The shower was running but the bath was empty. He whipped round, expecting to see Lock standing behind him, but he was alone in the bathroom. He took a deep breath, tipped his hat back on his head and swiped the moisture that had gathered on his face from the hot blast of the shower away from his eyes.
Then he stepped out of the bathroom.
He was sideways on to the door leading into the room when the bullet slammed into his neck with a wet thud.
Lock walked over and toe-poked Cowboy’s limp corpse. Behind him, Ty looked on.
‘Wrong room, asshole,’ Lock said. ‘I’m staying in 427.’
‘One down,’ said Ty.
Lock nodded. ‘Coburn can’t be far behind.’ He stared down at Cowboy’s body, noting the tiny shamrock tattoo on his right hand. ‘Let’s get him moved.’

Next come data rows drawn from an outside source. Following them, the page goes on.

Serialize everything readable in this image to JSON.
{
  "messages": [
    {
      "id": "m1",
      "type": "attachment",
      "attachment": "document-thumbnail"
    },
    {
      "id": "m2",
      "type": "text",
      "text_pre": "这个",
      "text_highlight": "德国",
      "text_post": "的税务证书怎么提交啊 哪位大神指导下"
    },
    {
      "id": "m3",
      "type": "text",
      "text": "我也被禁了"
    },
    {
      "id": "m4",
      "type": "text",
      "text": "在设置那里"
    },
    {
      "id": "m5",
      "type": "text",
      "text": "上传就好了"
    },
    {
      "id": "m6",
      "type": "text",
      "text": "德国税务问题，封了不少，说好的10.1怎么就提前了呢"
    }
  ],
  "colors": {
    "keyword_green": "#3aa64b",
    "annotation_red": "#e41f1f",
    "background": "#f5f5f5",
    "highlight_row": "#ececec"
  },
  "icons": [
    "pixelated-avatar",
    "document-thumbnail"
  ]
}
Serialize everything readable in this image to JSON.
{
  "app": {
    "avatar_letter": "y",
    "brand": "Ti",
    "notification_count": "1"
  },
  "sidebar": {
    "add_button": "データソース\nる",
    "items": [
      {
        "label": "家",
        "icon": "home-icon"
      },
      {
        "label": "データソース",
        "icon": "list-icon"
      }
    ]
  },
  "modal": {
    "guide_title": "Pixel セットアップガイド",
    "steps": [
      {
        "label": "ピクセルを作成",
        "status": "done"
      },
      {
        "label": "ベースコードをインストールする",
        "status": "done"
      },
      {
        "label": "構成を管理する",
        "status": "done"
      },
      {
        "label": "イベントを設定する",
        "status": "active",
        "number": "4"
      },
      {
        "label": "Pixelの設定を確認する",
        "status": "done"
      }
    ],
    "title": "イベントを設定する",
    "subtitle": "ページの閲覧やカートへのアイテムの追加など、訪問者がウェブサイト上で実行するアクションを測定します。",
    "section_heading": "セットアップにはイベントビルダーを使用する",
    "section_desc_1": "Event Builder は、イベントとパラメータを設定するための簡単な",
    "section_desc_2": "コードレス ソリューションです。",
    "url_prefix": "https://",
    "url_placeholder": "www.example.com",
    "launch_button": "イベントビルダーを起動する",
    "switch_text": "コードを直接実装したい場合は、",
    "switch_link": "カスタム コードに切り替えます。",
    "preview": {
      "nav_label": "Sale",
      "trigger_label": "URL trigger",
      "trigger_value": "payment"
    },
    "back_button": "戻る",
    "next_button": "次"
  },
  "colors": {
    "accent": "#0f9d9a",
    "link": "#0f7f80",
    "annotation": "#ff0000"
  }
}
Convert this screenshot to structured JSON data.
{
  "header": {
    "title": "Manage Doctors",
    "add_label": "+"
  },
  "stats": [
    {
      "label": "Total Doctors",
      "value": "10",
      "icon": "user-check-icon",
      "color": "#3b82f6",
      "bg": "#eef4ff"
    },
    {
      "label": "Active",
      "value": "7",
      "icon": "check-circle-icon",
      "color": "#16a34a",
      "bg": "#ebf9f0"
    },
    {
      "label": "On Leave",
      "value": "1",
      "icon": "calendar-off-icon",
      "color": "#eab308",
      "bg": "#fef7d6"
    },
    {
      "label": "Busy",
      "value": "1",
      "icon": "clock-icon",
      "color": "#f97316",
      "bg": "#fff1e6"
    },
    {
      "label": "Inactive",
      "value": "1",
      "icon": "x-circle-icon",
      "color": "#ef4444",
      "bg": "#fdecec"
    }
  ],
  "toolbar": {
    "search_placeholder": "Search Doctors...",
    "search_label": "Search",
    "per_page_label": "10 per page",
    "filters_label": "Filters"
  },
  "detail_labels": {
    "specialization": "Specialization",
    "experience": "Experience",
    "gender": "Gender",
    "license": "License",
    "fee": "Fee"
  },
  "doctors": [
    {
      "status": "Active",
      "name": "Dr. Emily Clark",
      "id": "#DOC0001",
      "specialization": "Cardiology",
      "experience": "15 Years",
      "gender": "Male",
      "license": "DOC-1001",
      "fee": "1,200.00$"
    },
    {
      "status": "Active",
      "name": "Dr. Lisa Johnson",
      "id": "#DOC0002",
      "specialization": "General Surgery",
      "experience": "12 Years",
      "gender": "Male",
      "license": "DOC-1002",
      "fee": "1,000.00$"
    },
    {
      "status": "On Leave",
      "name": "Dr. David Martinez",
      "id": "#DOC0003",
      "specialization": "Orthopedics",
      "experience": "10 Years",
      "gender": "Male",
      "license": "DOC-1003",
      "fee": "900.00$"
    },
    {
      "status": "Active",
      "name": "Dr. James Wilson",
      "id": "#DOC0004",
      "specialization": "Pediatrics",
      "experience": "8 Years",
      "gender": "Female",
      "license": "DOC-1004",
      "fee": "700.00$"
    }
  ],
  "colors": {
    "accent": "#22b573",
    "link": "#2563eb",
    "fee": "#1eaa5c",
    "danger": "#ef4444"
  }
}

Together, they dragged Cowboy into the bathroom, leaving a smear of blood on the carpet, which didn’t matter, Lock concluded. Coburn would be expecting blood, and, contrary to the white supremacists’ beliefs, one man’s blood looked the same as any other.
With Cowboy’s body hidden from plain view, Lock handed Ty his room key card. Ty crossed the five yards to the other side of the hall to wait while Lock reset the door of room 426 with the newspaper bag. Coburn, who was surely less gullible than the dead man in the bathroom, would assume his buddy had done it.